Reader Gary M. Barnbaum, an accountant and management consultant in Woodland Hills, took issue with The Times' editorial Wednesday about the federal and state lawsuits against Standard & Poor's. Although the editorial board welcomed the scrutiny of the credit rating agency's bullish stance on mortgage-backed securities, it noted that "if the bubble hadn't burst, S&P's ratings wouldn't have proved so horribly wrong." It's one thing to deliberately mislead people, but "simply offering a bad opinion based on poorly drawn assumptions shouldn't be grounds for liability."

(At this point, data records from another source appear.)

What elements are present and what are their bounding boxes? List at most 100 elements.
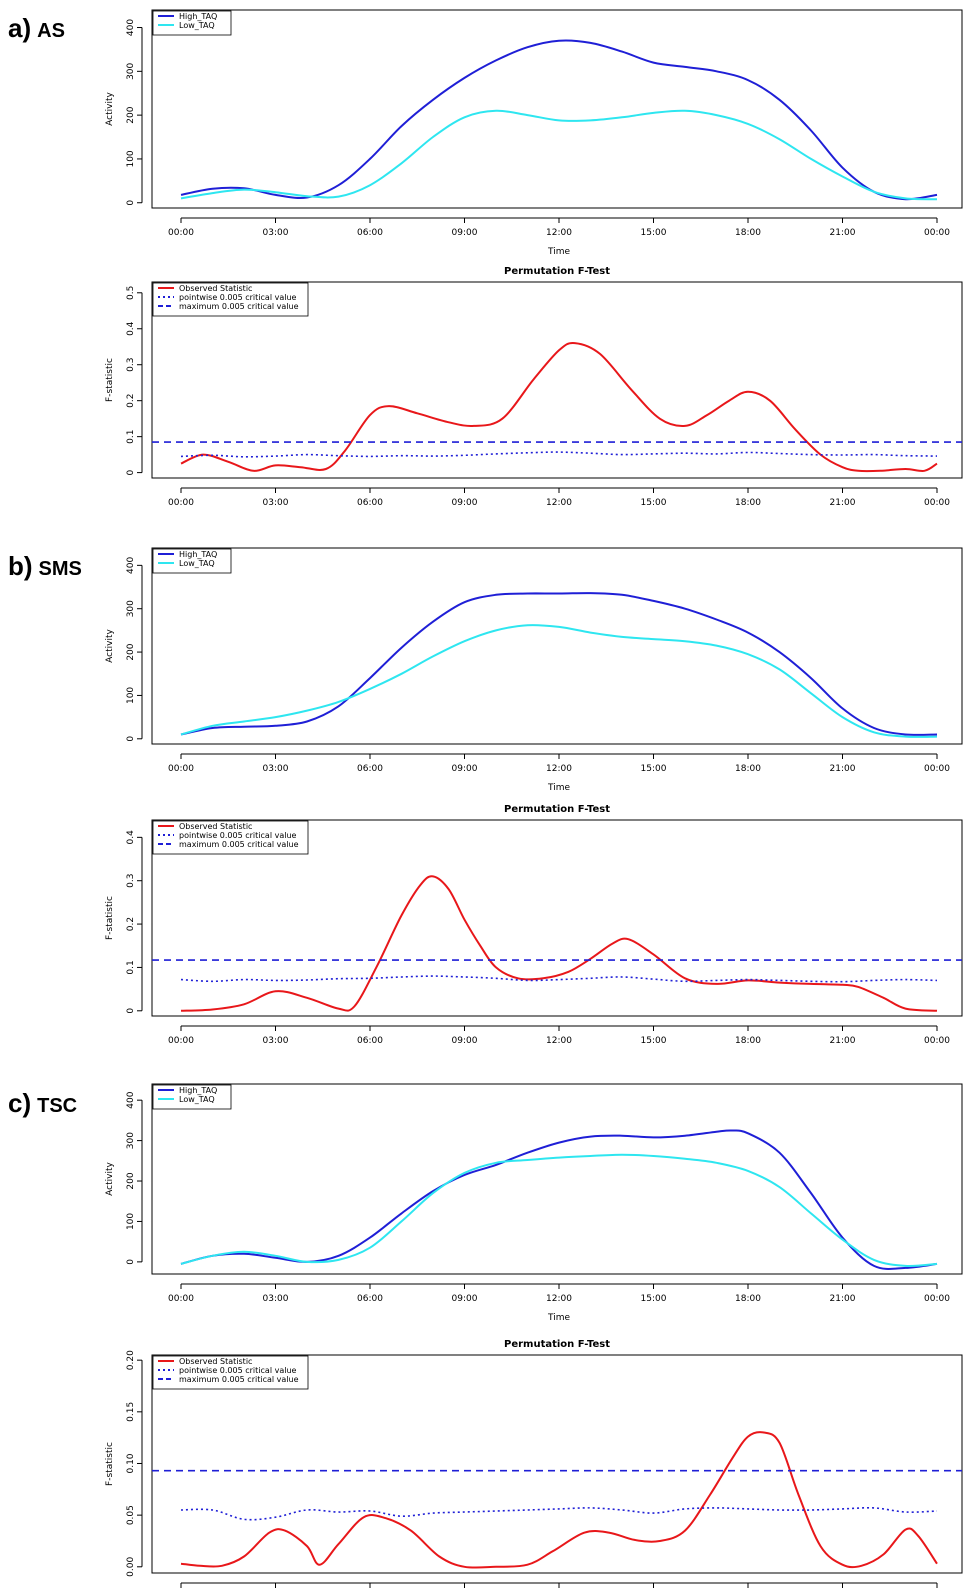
y-tick-label: 200 [126,1172,136,1189]
legend-label: maximum 0.005 critical value [179,302,299,311]
f-test-chart-as: Permutation F-Test 00:00 03:00 06:00 09:00 12… [105,266,963,508]
f-test-chart-sms: Permutation F-Test 00:00 03:00 06:00 09:00 12… [105,804,963,1046]
y-tick-label: 0.1 [126,429,136,443]
series-line-low-taq [180,109,938,201]
y-tick-label: 400 [126,1091,136,1108]
y-tick-label: 0 [126,200,136,206]
legend-label: maximum 0.005 critical value [179,1375,299,1384]
y-tick-label: 100 [126,687,136,704]
legend-label: pointwise 0.005 critical value [179,293,297,302]
x-tick-label: 15:00 [641,498,667,508]
activity-chart-tsc: 00:00 03:00 06:00 09:00 12:00 15:00 18:00 21:00… [105,1083,963,1323]
series-line-observed-statistic [180,875,938,1012]
series-line-high-taq [180,1129,938,1270]
legend-label: High_TAQ [179,550,217,559]
activity-chart-as: 00:00 03:00 06:00 09:00 12:00 15:00 18:00 21:00… [105,9,963,257]
y-axis-label: Activity [105,92,115,126]
legend-label: High_TAQ [179,1086,217,1095]
x-tick-label: 12:00 [546,228,572,238]
y-tick-label: 100 [126,150,136,167]
activity-chart-sms: 00:00 03:00 06:00 09:00 12:00 15:00 18:00 21:00… [105,547,963,793]
x-tick-label: 15:00 [641,1036,667,1046]
plot-frame [151,819,963,1017]
x-tick-label: 09:00 [452,1036,478,1046]
x-tick-label: 00:00 [168,1294,194,1304]
x-axis-label: Time [547,247,570,257]
legend-box [152,1355,309,1390]
x-tick-label: 15:00 [641,1294,667,1304]
x-tick-label: 06:00 [357,1036,383,1046]
x-tick-label: 00:00 [924,764,950,774]
x-tick-label: 12:00 [546,1294,572,1304]
y-tick-label: 0 [126,736,136,742]
x-tick-label: 21:00 [830,1036,856,1046]
y-tick-label: 300 [126,600,136,617]
chart-title: Permutation F-Test [504,266,610,277]
plot-frame [151,281,963,479]
legend-label: Observed Statistic [179,1357,252,1366]
x-axis-label: Time [547,1313,570,1323]
legend-label: pointwise 0.005 critical value [179,831,297,840]
y-axis-label: F-statistic [105,358,115,402]
legend-label: Low_TAQ [179,559,215,568]
legend-box [152,10,232,36]
x-tick-label: 00:00 [168,498,194,508]
x-tick-label: 03:00 [263,228,289,238]
x-tick-label: 09:00 [452,228,478,238]
x-tick-label: 21:00 [830,228,856,238]
legend-label: Low_TAQ [179,1095,215,1104]
y-tick-label: 0 [126,1259,136,1265]
x-tick-label: 15:00 [641,764,667,774]
chart-title: Permutation F-Test [504,804,610,815]
legend-label: Observed Statistic [179,822,252,831]
x-tick-label: 21:00 [830,764,856,774]
y-tick-label: 0.15 [126,1402,136,1422]
x-tick-label: 18:00 [735,764,761,774]
y-axis-label: F-statistic [105,1442,115,1486]
x-tick-label: 12:00 [546,764,572,774]
series-line-high-taq [180,39,938,201]
x-tick-label: 09:00 [452,498,478,508]
legend-label: High_TAQ [179,12,217,21]
y-tick-label: 0 [126,469,136,475]
x-tick-label: 09:00 [452,1294,478,1304]
x-tick-label: 00:00 [924,1294,950,1304]
y-tick-label: 0.20 [126,1350,136,1370]
legend-box [152,820,309,855]
plot-frame [151,9,963,209]
y-tick-label: 0.2 [126,917,136,931]
chart-title: Permutation F-Test [504,1339,610,1350]
y-tick-label: 400 [126,556,136,573]
y-tick-label: 0.00 [126,1557,136,1577]
x-tick-label: 12:00 [546,1036,572,1046]
panel-label-a: a) AS [8,13,65,43]
x-tick-label: 18:00 [735,1294,761,1304]
plot-frame [151,1083,963,1275]
y-axis-label: F-statistic [105,896,115,940]
f-test-chart-tsc: Permutation F-Test00:0003:0006:0009:0012… [105,1339,963,1588]
legend-label: pointwise 0.005 critical value [179,1366,297,1375]
plot-frame [151,547,963,745]
x-tick-label: 00:00 [924,498,950,508]
y-tick-label: 100 [126,1213,136,1230]
x-axis-label: Time [547,783,570,793]
x-tick-label: 12:00 [546,498,572,508]
series-line-low-taq [180,1153,938,1268]
series-line-pointwise-0-005-critical-value [180,1506,938,1521]
y-tick-label: 300 [126,62,136,79]
y-tick-label: 0.5 [126,286,136,300]
x-tick-label: 03:00 [263,1036,289,1046]
y-tick-label: 300 [126,1132,136,1149]
panel-label-c: c) TSC [8,1088,77,1118]
legend-box [152,282,309,317]
y-tick-label: 0.4 [126,830,136,845]
x-tick-label: 06:00 [357,498,383,508]
x-tick-label: 06:00 [357,228,383,238]
x-tick-label: 18:00 [735,1036,761,1046]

In a letter published Friday, Barnbaum wrote, "According to Michael Lewis' book 'The Big Short,' everyone close to the situation knew that the mortgages that were bundled into those horrible securities were not just 'flawed,' they were garbage.... [F]reedom to express an opinion? Should PricewaterhouseCoopers not be held responsible for a bungled audit in which they render an unqualified opinion on the financial statements of a company? Yes, S&P is responsible and should be liable."
Editorial writer Jon Healey responds:
There's a crucial difference between S&P and PricewaterhouseCoopers. If the latter renders an expert opinion about a company's books as part of a prospectus, it's liable for any "material statement or omission" that harms investors. The ratings by agencies such as S&P were exempted from liability until Congress passed the Dodd-Frank law in 2010, and the Securities and Exchange Commission has since extended the exemption indefinitely.